Она лишь беззаботно улыбается:
— О, это не имеет значения. Я знаю всех соседей, и они знают меня.
А в центре городка, у супермаркета, она оставляет машину, даже не подняв бокового стекла.
Конечно, в больших городах, где полно приезжих, где перепутаны языки и обычаи, случается всякое. Но в американской провинции, в небольших городках практически не воруют.
А ведь нация складывалась отнюдь не из добродетельных и законопослушных. Кто прежде всего стремился из обжитой Европы в далекую дикую страну? Естественно, те, кого не слишком-то жаловали на родине. Авантюристы, преступники, нарушители традиций и норм, безработные, люмпены — искатели скорой удачи и легких денег. Ну а кем пополняется Америка нынче? Прямо скажем, эмигрантов далеко не всегда поставляет элита…
По прямой логике, именно криминальный элемент должен бы задавать тон в стране переселенцев.
Как сказала бы моя любимая дочь, вопрос на засыпку: почему, тем не менее, американцы не воруют? Или, во всяком случае, воруют куда меньше, чем могли бы. И — куда меньше, чем мы. Почему?
В рядовом американском универсаме — у них это называется супермаркетом — есть практически все, кроме разве что черной икры. По огромному ангару ходишь, как по музею пищи. Разных колбас столько, что для них нужен бы особый словарь.
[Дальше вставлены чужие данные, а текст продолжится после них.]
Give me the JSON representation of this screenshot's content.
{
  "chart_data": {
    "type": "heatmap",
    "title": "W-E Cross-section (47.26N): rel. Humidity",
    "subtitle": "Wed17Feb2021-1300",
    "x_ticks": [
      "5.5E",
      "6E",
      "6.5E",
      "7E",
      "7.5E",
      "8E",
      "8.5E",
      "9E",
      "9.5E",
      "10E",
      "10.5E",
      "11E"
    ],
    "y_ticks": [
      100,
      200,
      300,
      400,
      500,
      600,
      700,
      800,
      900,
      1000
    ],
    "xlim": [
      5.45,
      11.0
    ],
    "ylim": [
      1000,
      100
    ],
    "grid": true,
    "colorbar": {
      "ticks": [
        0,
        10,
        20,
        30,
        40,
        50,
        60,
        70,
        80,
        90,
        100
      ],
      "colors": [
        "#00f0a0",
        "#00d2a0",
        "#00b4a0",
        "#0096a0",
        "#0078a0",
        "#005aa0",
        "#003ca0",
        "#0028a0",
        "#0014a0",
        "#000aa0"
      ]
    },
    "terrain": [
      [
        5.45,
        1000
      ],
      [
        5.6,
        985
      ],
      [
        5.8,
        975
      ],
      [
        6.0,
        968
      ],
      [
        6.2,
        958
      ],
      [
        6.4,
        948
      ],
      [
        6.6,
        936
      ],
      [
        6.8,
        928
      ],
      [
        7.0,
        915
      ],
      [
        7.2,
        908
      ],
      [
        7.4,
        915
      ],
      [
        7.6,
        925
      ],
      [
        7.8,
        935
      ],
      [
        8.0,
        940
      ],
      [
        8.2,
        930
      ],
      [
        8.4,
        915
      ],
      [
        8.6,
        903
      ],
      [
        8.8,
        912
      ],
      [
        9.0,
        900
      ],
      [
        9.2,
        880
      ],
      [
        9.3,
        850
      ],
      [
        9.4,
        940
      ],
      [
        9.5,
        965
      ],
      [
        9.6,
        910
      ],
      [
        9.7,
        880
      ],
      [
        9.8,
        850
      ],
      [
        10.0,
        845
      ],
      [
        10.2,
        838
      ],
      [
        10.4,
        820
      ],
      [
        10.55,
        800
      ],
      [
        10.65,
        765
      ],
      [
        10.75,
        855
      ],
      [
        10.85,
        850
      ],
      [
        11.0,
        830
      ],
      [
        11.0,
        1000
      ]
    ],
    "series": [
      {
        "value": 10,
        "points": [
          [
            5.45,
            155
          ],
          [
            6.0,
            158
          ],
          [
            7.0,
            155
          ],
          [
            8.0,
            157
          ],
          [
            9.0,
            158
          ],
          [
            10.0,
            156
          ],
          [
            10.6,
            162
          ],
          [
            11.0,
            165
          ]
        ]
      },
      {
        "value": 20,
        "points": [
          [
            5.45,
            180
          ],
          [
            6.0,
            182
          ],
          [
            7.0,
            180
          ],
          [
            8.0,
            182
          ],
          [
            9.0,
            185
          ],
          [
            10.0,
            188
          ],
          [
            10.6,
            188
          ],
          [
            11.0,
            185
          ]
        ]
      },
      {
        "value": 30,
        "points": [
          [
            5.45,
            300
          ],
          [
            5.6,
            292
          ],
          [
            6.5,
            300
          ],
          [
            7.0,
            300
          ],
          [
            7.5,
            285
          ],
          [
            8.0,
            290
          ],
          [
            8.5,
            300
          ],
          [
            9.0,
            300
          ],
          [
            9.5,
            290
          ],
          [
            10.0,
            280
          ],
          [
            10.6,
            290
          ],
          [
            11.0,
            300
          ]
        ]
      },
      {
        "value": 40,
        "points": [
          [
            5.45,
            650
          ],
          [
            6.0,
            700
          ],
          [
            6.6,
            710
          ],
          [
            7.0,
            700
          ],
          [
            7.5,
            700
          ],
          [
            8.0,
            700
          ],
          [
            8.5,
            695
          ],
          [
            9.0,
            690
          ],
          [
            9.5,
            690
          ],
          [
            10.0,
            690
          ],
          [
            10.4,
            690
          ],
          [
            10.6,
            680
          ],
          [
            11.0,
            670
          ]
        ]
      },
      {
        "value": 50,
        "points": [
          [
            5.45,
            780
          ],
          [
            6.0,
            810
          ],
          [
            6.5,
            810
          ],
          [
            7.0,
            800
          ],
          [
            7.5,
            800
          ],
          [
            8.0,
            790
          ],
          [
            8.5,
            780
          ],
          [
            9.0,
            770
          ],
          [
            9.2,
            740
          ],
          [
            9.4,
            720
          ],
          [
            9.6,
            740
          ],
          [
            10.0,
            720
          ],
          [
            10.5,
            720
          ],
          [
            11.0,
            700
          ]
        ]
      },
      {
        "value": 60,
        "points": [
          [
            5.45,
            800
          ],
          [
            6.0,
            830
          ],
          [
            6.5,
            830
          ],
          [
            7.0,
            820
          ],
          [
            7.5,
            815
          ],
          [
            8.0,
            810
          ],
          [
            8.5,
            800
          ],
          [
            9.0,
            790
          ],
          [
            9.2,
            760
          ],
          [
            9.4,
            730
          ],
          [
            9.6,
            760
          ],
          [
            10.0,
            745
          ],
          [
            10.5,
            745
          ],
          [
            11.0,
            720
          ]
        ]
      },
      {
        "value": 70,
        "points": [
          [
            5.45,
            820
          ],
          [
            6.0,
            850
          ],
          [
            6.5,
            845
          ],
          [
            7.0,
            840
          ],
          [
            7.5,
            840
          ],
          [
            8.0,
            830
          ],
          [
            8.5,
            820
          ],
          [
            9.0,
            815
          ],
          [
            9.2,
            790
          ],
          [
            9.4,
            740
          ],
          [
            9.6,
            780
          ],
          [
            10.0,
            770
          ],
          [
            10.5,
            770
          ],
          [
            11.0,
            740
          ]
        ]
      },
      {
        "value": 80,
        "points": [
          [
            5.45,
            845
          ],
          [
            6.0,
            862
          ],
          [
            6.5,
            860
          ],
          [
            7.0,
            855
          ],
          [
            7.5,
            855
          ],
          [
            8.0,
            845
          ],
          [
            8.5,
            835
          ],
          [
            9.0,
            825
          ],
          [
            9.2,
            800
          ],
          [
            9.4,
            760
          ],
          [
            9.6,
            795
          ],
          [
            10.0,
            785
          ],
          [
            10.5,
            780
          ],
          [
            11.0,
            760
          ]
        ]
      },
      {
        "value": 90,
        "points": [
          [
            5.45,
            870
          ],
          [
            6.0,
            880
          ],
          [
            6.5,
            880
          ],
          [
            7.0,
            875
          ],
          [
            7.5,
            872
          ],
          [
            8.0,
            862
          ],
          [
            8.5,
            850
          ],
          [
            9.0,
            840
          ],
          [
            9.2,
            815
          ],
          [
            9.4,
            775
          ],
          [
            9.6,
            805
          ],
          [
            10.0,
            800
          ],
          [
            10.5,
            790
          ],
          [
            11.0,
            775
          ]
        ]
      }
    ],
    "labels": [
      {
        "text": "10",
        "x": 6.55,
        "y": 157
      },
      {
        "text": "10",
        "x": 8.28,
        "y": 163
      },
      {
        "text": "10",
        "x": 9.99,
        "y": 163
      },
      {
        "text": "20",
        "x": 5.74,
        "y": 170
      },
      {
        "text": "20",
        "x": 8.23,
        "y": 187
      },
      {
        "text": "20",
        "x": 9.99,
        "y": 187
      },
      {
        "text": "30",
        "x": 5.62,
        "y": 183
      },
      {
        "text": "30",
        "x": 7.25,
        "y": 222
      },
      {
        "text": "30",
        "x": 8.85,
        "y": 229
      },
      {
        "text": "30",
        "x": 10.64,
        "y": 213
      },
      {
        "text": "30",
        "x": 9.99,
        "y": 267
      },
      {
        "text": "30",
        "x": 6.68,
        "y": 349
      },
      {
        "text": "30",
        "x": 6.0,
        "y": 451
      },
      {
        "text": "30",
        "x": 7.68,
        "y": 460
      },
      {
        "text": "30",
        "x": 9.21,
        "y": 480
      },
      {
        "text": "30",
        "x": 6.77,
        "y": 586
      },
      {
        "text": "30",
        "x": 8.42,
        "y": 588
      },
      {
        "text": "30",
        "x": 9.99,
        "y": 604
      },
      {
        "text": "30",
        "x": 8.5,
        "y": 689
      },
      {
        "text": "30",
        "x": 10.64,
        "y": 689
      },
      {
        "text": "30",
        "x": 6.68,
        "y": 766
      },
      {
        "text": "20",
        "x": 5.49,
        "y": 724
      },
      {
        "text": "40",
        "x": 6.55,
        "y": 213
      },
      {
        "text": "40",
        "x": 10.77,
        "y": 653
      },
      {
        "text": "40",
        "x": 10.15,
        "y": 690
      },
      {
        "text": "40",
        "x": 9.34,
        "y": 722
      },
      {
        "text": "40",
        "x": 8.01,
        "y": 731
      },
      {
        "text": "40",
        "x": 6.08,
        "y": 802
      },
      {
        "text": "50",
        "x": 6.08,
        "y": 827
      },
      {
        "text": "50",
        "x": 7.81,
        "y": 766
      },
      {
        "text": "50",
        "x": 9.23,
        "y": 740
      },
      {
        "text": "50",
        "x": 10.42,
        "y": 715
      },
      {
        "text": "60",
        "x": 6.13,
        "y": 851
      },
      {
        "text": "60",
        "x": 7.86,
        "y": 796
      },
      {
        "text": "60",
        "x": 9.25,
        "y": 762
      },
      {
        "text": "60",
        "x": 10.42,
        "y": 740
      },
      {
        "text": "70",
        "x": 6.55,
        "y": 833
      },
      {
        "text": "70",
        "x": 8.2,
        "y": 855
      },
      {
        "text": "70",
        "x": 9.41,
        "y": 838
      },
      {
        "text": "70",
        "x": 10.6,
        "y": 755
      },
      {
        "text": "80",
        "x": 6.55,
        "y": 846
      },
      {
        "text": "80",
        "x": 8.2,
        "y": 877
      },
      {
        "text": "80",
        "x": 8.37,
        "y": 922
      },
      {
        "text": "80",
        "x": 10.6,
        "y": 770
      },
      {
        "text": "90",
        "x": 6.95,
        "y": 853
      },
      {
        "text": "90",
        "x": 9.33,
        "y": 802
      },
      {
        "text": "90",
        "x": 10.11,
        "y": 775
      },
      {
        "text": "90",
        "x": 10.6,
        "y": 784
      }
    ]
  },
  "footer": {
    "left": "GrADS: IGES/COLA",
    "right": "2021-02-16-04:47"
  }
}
Тележку с продуктами выкатываешь на улицу и оставляешь около автостоянки — так удобней покупателю, а покупатель всегда прав. Ну и, само собой, улыбка при входе, улыбка при выходе.
Ладно, колбасы у нас нет. Но почему нет и улыбки?
Все просто. В квартале от американского супермаркета стоит другой, принадлежащий другой фирме. Здесь встретят угрюмо — пойду туда, где улыбаются. Мрачный продавец оглянуться не успеет, как разорится. Конкуренция!
У нас монопольный торгаш — государство. И куда ни толкнись, все равно за прилавком государство, грязное, вороватое, с хамством в нетрезвых глазах. Оно никогда не разорится. В крайнем случае, провернет еще одну денежную реформу, и снова богатое. Так на черта ему нам улыбаться?
В Штатах частники, конкурируя, повышают качество и сбивают цены. Монополия там запрещена законом, а за тайный сговор посадят в тюрьму. У нас все наоборот: одна на страну сверхмонополия заламывает любые цены и давит законами конкурентов.
А нас еще пугают частником…
* * *
Задал Эду, преподавателю колледжа из Майами, свой главный шпионский вопрос: почему они живут хорошо, а мы нет? Он думал секунд десять, не больше.
— У нас очень хорошая конституция.
Видно, лицо у меня здорово вытянулось. Связь-то какая? Я про жизнь, а он про конституцию!
Из дальнейшей беседы выяснилось, что связь самая прямая.